How to reduce from subset-sum problem?

Question

I have this problem which is described as follows:

Input: You are given a multi-set $M$ (a set that can contain duplicates), and two numbers $P$ and $T$. $M = {(x_1,y_1), (x_2,y_2), ..., (x_n,y_n)}$. Each $x$ and $y$ is an integer $>= 0$. $P$ in an integer $>= 0$. $T$ is an integer $> 0$.

Question: Is there a subset $G$ of $M$, such that the sum of every $x$ value of $G$ is $> P$ and the sum of every $y$ value of $G$ is $< T$? (Note: You are basically taking from $M$. For example: if $M$ has two $(1,1)$'s then $G$ can contain at most two $(1, 1)$'s)

I want to reduce it to from the subset sum problem, but I am not sure how because there's two conditions to solve for...
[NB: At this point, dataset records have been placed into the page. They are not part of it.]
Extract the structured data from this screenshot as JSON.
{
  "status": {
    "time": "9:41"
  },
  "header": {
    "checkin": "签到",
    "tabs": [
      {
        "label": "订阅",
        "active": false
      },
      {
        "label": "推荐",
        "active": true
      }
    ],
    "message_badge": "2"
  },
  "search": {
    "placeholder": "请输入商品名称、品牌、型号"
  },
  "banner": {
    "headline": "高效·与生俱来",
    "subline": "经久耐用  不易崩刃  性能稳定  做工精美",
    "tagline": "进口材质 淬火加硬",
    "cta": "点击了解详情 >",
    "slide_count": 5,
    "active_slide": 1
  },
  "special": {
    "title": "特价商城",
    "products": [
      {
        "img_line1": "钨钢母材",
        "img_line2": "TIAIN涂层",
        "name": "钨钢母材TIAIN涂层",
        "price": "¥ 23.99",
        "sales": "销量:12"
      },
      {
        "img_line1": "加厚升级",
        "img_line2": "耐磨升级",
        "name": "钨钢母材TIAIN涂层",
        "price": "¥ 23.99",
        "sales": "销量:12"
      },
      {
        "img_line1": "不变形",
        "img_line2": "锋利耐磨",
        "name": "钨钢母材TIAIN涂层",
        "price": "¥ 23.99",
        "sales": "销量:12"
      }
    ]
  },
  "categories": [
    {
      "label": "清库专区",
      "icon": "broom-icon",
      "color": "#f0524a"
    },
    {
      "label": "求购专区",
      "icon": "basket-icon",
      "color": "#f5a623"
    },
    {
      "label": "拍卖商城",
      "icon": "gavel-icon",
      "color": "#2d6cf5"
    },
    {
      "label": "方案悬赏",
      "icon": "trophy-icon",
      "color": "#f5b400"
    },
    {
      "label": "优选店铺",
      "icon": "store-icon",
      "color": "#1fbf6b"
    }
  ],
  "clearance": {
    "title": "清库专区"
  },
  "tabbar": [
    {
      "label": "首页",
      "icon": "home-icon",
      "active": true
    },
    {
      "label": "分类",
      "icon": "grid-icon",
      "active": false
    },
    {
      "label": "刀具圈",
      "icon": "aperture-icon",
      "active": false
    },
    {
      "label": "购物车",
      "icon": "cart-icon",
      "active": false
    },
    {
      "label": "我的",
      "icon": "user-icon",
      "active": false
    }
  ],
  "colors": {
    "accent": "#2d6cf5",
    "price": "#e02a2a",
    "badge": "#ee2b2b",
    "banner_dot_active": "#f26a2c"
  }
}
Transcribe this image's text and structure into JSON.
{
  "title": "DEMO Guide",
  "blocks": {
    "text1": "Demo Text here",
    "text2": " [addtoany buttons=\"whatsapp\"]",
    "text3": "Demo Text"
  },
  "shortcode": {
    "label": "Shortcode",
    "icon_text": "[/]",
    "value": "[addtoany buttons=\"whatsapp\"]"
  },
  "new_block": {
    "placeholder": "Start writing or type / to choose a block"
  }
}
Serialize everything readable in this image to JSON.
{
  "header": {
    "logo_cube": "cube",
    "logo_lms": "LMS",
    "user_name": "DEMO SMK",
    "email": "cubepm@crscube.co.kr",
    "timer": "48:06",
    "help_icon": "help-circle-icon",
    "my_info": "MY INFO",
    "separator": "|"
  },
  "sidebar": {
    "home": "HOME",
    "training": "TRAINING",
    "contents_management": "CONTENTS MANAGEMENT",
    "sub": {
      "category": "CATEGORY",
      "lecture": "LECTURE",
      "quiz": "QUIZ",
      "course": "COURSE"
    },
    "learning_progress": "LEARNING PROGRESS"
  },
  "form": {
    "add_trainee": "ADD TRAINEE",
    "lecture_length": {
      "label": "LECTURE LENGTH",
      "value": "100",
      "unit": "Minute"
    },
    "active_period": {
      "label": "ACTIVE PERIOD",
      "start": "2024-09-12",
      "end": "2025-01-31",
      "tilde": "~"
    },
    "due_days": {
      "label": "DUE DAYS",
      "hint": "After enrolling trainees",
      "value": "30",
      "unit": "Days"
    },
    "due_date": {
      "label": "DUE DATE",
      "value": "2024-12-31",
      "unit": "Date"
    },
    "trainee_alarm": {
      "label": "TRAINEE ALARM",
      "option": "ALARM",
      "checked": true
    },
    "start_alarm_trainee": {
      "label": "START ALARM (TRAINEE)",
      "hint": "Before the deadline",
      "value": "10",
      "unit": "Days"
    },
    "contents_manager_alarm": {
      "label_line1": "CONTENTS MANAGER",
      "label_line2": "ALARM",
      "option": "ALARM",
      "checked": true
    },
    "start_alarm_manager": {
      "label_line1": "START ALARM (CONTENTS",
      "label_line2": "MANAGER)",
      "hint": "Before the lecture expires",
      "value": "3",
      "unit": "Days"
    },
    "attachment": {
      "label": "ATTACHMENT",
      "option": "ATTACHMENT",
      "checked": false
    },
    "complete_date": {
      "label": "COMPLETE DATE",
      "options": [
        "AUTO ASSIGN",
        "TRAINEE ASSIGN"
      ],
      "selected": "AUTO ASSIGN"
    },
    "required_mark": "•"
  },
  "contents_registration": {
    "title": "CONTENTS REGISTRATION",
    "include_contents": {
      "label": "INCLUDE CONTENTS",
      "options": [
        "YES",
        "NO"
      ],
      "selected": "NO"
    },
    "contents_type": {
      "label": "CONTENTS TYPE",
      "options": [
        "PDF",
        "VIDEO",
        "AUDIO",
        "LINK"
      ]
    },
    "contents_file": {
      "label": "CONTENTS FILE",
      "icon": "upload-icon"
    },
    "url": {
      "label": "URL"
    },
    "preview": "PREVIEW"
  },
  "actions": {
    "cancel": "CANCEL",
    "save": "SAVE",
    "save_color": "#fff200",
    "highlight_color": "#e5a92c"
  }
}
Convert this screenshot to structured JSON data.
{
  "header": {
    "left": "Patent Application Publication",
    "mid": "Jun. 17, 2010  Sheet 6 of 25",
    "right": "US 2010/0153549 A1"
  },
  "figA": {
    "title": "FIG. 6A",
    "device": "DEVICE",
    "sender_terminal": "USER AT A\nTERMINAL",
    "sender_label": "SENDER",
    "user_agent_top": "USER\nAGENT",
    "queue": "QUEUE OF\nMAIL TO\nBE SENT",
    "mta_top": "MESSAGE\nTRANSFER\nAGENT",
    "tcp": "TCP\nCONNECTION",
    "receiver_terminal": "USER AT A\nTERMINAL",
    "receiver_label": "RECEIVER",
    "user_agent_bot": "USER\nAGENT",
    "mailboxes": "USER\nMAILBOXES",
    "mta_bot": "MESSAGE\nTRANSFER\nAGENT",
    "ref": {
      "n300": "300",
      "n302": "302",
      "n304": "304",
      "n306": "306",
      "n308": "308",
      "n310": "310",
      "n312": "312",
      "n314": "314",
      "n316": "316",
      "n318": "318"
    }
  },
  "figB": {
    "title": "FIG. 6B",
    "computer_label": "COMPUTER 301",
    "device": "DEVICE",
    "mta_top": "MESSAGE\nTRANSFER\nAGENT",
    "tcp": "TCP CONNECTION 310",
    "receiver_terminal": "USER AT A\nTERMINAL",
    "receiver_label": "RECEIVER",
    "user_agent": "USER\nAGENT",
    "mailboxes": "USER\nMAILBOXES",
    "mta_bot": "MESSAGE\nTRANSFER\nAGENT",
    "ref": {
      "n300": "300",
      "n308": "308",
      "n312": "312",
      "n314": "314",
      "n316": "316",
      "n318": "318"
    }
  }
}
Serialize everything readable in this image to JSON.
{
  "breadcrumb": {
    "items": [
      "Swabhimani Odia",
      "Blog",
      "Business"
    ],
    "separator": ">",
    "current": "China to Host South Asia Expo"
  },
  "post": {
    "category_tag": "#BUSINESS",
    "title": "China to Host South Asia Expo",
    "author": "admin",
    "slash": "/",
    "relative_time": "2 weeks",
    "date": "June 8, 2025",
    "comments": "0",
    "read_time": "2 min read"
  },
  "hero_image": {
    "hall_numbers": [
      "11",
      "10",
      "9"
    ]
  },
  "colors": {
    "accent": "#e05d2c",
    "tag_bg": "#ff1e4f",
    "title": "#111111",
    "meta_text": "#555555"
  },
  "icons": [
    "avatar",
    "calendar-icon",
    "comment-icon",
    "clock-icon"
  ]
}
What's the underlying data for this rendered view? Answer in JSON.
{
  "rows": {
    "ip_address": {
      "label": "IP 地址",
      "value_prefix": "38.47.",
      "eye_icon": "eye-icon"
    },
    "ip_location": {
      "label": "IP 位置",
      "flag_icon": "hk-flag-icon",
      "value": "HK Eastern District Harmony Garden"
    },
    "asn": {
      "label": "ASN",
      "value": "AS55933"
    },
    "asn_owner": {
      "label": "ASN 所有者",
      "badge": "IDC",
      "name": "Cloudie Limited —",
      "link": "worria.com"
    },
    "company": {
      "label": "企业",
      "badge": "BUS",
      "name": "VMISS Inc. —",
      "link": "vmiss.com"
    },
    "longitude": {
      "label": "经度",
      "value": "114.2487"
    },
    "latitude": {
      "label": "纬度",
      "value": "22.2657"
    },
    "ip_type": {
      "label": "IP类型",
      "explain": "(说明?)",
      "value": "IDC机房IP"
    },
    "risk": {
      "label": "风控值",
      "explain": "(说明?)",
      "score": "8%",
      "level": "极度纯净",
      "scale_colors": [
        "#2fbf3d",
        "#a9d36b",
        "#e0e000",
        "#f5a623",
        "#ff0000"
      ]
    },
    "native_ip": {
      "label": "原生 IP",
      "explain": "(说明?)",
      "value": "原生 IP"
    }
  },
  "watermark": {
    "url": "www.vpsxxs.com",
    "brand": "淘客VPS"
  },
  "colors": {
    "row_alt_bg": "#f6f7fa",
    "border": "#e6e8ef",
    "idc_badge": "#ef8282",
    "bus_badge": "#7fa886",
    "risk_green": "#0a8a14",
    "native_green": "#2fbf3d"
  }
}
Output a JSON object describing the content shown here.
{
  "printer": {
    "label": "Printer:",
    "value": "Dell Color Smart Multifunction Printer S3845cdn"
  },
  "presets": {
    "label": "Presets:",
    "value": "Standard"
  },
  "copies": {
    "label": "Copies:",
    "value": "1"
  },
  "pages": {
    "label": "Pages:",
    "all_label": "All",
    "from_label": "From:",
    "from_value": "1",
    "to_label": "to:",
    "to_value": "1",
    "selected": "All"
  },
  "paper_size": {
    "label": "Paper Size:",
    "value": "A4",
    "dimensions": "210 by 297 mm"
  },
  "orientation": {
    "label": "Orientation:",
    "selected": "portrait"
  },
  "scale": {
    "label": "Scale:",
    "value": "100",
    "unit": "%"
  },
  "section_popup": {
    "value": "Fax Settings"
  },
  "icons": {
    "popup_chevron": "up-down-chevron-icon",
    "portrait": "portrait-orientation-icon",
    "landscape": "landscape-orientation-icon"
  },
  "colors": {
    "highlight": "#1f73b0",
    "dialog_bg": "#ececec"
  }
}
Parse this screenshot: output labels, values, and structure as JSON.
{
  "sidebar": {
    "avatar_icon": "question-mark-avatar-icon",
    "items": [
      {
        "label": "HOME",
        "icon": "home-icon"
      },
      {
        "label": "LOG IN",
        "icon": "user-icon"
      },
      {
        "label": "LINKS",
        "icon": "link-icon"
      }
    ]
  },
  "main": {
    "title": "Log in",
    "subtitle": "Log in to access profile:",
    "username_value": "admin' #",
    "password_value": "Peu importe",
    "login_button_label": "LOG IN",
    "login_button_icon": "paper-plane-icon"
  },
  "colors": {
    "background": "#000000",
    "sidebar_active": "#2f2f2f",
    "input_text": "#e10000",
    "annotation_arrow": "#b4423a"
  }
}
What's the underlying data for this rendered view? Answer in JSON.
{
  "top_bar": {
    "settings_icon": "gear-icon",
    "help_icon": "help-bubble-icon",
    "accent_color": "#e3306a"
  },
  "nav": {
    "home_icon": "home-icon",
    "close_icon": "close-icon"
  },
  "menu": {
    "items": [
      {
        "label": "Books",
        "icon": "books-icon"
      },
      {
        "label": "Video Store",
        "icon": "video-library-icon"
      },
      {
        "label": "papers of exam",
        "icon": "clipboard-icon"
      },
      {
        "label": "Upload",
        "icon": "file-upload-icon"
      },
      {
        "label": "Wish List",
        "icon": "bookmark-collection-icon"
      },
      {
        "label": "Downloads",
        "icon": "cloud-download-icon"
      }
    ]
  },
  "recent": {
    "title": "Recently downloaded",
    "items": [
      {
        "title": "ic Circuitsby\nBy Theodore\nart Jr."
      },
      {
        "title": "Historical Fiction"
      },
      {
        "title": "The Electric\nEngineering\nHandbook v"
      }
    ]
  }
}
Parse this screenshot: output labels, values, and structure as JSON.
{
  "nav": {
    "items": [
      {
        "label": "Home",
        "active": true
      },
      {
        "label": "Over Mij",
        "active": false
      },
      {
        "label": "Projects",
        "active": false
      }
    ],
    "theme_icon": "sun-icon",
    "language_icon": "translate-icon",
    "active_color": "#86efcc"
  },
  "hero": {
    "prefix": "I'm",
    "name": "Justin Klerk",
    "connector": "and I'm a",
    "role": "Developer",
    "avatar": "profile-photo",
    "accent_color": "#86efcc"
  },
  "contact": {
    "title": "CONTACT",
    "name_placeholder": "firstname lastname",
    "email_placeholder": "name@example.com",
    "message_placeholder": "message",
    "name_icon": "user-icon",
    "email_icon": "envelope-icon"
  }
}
Can anyone help with this problem?

Answer 1

Suppose that you have an instance of SUBSET SUM:

$0 \leq x_1, x_2, ..., x_n$ and an integer $0 \leq t$

You must find $b_i \in \{0,1\}$ such that $b_1*x_1+b_2*x_2+...+b_n*x_n = t$

Which is equivalent to:
$b_1*x_1+b_2*x_2+...+b_n*x_n \geq t$ AND $b_1*x_1+b_2*x_2+...+b_n*x_n \leq t$

$b_1*x_1+b_2*x_2+...+b_n*x_n > t-1$ AND $b_1*x_1+b_2*x_2+...+b_n*x_n < t+1$

pick $P=t-1$, $T=t+1$, $M = \{ (x1,x1),....,(x_n,x_n)\}$

Answer 2

I think to be the same problem as with the sum of the series.
So, for example, if there is a set $G_1$, such that the sum of all x > P ($G_1=\{(x,y): \sum{x} > P\}$) and then a set of $G_2$ such that the sum of all y < T ($G_2=\{(x,y): \sum{y} < T\}$), then i think the set of G is the intersection of these two sets ($G = {G_1\bigcap{G_2}}$). These sets can be more, depending on the sum of the many ways to create.
And if it depends on which element is to be taken, it should be a set of sets such that if $ G = {G_1\bigcap{G_2}} = {(x_1, y_1),(x_2, y_2),...: (x_1, y_1)\space contained\space k_1 times, (x_1, y_1)\space contained\space k_2\space times,...}$, then you can create $k_1k_2k_3...$ sets.
I think this depends on the specific need for the processing of the result(s).
If $M=\{(1, 1), (1,1)\}$, and $P=1$, $T=3$ then $G_1=\{(x,y): \sum{x} > 1\} = M$, $G_2=\{(x,y): \sum{y} < 3\} = M$ and $G = G_1\bigcap{G_2} = M$.
If $M=\{(1, 1), (1,1)\}$, and $P=1$, $T=2$ then $G_1=\{(x,y): \sum{x} > 1\} = M$, $G_2=\{(x,y): \sum{y} < 2\} = {(1,1)}$ and $G = G_1\bigcap{G_2} = {(1,1)}$ and is irrelevant if $G$ contains first or second pair.